SURABAYA -Tidak banyak yang memikirkan bagaimana pasien bisu-tuli berkomunikasi soal penyakit yang dideritanya. Itu pulalah yang menyebabkan penyandang bisu-tuli jarang ditemui di rumah sakit-rumah sakit, kalau pun ada biasanya mereka membawa pengantar.
Lalu bagaimana jika penyandang bisu-tulis itu sendirian dan mengalami kecelakaan. Mengertikah dokter yang akan menanganinya, berkomunikasi dengan pasien bisu-tuli tersebut.
Pertanyaan-pertanyaan itulah yang memotivasi Vena Saskia Prima Saffanah, dokter yang baru saja dilantik dan diambil sumpah di FK Unusa pada Kamis (20/6) siang.
“Saya bersama kakak dan rekan lainnnya belajar bahasa isyarat untuk kelak bisa memberikan pelayanan lebih pada pasien. Dalam pengamatan saya memang jarang ada pasien bisu-tuli berobat ke rumah sakit, kebanyakan dari mereka berupaya mengobati sendiri. Hambatan komunikasi salah satu penyebabnya,” kata Vena.
Vena menceritakan ketika ia menjalani koas bersama sang kakak, Vera Saskia Prima Salsabila — dilantik dan diambil sumpahnya lebih dahulu pada Februari 2024 lalu—ia bertemu dengan seorang bisu-tuli yang sedang memeriksakan kandungannya di rumah sakit, saat itu Vena memperhatikan betapa sulitnya ia berkomunikasi.
Demikian juga ketika ia menjalani stase di UGD, ada korban kecelakaan yang tidak lancar berkomunikasi karena bisu-tuli.

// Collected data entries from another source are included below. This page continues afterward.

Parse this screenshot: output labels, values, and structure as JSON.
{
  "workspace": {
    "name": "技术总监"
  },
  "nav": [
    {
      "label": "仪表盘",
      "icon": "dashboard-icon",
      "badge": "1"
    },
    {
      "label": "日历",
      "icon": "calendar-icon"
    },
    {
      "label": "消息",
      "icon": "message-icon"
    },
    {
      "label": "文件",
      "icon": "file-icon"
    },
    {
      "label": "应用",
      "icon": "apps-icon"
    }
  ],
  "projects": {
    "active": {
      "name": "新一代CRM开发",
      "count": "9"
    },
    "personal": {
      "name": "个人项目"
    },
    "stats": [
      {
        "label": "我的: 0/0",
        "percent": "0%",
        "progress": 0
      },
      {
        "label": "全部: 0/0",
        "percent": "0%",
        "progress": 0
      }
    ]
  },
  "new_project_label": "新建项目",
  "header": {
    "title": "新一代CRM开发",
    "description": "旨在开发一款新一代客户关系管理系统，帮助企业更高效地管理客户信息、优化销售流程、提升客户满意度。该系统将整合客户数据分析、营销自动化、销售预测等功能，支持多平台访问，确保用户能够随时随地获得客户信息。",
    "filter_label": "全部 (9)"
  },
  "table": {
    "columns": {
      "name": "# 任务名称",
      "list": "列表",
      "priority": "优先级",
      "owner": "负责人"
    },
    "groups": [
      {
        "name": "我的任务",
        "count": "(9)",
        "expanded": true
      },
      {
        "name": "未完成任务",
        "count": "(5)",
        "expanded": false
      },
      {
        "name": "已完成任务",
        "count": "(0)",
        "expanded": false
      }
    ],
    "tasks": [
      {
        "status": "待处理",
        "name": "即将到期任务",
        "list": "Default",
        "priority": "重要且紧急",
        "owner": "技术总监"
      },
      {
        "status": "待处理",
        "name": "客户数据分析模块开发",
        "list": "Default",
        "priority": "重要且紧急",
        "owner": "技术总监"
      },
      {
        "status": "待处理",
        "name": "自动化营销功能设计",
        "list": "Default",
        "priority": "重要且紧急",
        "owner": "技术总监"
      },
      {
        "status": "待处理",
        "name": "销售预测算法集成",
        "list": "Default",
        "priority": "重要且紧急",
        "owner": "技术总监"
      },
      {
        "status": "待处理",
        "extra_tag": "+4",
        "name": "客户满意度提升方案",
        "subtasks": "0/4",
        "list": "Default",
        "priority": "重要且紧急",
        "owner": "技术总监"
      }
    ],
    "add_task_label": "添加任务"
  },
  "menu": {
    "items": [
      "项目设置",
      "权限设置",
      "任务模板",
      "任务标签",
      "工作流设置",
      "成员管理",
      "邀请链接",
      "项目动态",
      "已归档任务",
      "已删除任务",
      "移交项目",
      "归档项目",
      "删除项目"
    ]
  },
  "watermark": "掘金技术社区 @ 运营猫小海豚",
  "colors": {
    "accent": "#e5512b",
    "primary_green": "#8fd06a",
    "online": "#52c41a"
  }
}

“Saya berpikir semestinya layanan kesehatan untuk semua orang, tapi karena ia penyandang bisu-tuli, maka ia memperoleh layanan kesehatan minimal. Penyebabnya karena tidak semua dokter paham dan mengerti bentuk komunikasi bahasa isyarat. Itulah yang mendorong saya untuk bisa memiliki keterampilan paham dan mengerti bahasa isyarat,” kata alumni SMA Darul Ulum 2 Jombang.